Although it's far from natural, working from home has become the norm. The conditions at home are generally not conductive to work and vice versa. It's your chill out zone, your personal space, the area you want to be able to let your hair down and not have to think about your co-workers, but now you end up inviting them virtually in the front door everyday!
Whilst many of you may have understandably set up shop in whichever room seemed easiest to start with, now that it's looking like the working from home is going to stick around, it could be time to re-evaluate if you've chosen the most harmonious spot for productive work, but importantly for your mental health and happiness.
Luckily, science is here to help us with this one! In order of importance below are the top 5 things to consider when choosing a room to work in;
As much as we'd love not to believe it - 98% of humans cannot multitask. You can very rapidly flick your attention back & forth between two things repeatedly, but unless you're in that magical 2%, you cannot concentrate entirely on both things at once (If you are in that 2%, we're all very jealous and you can skip to part 2).
If you're working in a noisy environment, be it sharing a room with a washing machine, listening to the background noise of the TV nextdoor, or even sharing a room with a partner or housemate that likes to talk too much, you'll be adding to your stress levels whilst also not producing your best quality work.
Try and find a room where noise can be kept to an absolute minimum to allow you to concentrate fully on the task at hand. If this isn't possible, give some noise cancelling headphones such as these Apple Airpod Pros a go and see how it improves your productivity. The active noise cancelling does a great job of drowning out background noise even without music playing which should help you focus.
Twinned with no.1, distractions in the form of people or technology can have a really detrimental effect on your day. For example, If you stop what you are working on to look at your personal phone, it can take you up to 20 minutes to get "back in the zone".
There's a long list of potential attention grabbers; The tv you want on in the background, the other half walking in every 5 minutes as you're seated in the kitchen, the food cupboard staring at you! Try to isolate yourself from as many potential distractions as possible by placing yourself in the least dynamic room of the house. This means when you take your breaks and do go to a room full of fun things to, it will be even more enjoyable.
A 2013 study from the U.S. National Institutes of Health (NIH) shows that nature can give us a physical and mental sense of being away from the monotonous urban environment. Whether images or the real deal, nature scenes give us visually-rich stimuli that nourish the brain.
Those results say it all. If you can be seated near a window with any form of nature in sight, be it a tree, grass, or even just the sky, it's a great way to keep your stress levels down and keep your brain in balance. If this isn't possible, do a bit of home DIY and put a picture on the wall to help relax you! Heres an ideas board from Etsy to help.
The bane of most peoples day! A strong connection can ensure a clear Monday morning zoom meeting sets you up for the week ahead, just as a crappy one can make you look really unprofessional in a client meeting and bring the wrath of your boss down on you.

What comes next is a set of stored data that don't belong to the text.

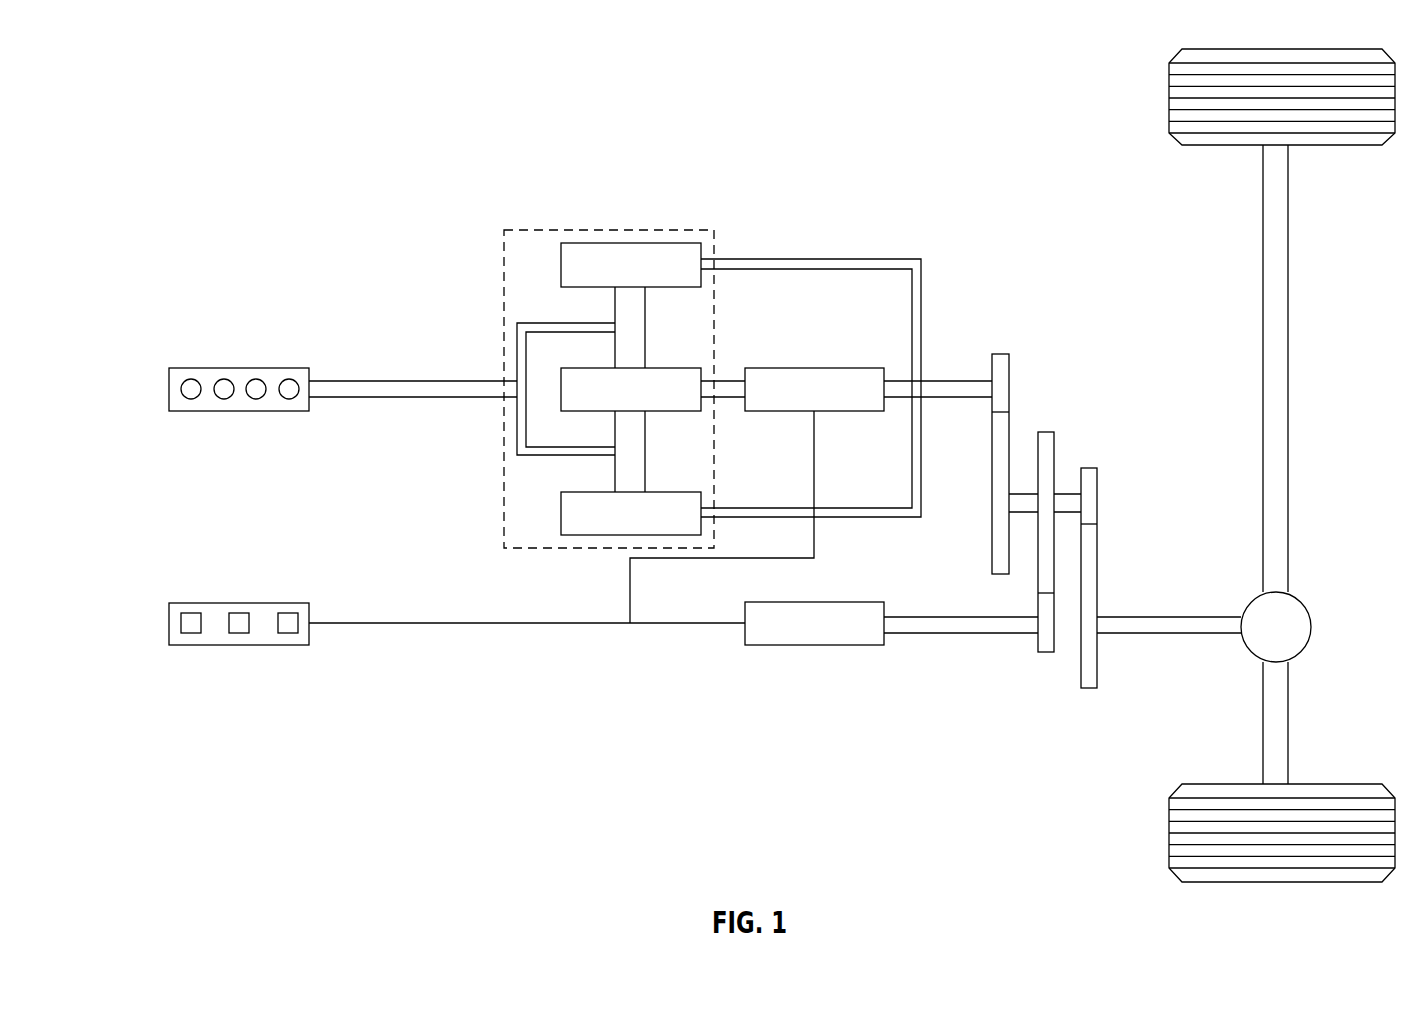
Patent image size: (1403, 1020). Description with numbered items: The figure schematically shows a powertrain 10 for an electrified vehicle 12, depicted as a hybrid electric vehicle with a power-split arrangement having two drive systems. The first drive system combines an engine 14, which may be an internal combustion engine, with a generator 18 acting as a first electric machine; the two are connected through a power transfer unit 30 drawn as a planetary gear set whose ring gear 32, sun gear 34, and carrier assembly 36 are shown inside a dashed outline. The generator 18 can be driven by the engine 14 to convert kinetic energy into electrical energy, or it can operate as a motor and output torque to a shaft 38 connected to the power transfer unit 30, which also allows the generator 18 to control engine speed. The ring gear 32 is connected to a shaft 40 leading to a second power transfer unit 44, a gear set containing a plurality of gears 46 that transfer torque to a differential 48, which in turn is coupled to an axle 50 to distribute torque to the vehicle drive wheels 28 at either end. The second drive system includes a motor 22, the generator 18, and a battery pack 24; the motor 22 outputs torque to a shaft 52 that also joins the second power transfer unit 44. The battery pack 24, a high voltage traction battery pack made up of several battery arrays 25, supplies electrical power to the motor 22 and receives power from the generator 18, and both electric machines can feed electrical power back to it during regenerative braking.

The powertrain 10 is at (210, 138).
The electrified vehicle 12 is at (835, 201).
The engine 14 is at (222, 412).
The generator 18 is at (832, 368).
The motor 22 is at (790, 602).
The battery pack 24 is at (169, 621).
The battery arrays 25 is at (191, 628).
The vehicle drive wheels 28 is at (1345, 49).
The power transfer unit 30 is at (556, 228).
The ring gear 32 is at (630, 243).
The sun gear 34 is at (604, 368).
The carrier assembly 36 is at (517, 422).
The shaft 38 is at (728, 381).
The shaft 40 is at (937, 399).
The second power transfer unit 44 is at (1121, 358).
The gears 46 is at (1002, 354).
The differential 48 is at (1311, 627).
The axle 50 is at (1290, 412).
The shaft 52 is at (905, 637).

Ensuring you're close to your wifi router is the best option here but if not possible, technology is here to help! Hot-spotting your phone is one way of potentially bypassing this issue. Do beware that even on "Unlimited" data plans, most large companies will slow your download speed once you use a certain amount each month.
The other alternative to this is wifi range extenders. They're cheap, easy and efficient. Click here to read more about these and see the top 5. Another option is wifi extending USB plug sockets which we can supply here at Easysockets along with installation guidance if you get in touch.
Although it's no.5, having space is still important. Not only do you need enough space on your desk for you to work, you need enough space in the room for you to feel relaxed.
If you're in a tiny cramped corner, your brain may reflect this. You'll be close minded, your creative juices will not be flowing and you'll end up uncomfortable and dreading work.
On the other hand, if you have a nice wide space around your desk, you're positioned in the centre of the room rather than tucked into a corner, your body has the room to move just as your mind has the room to think!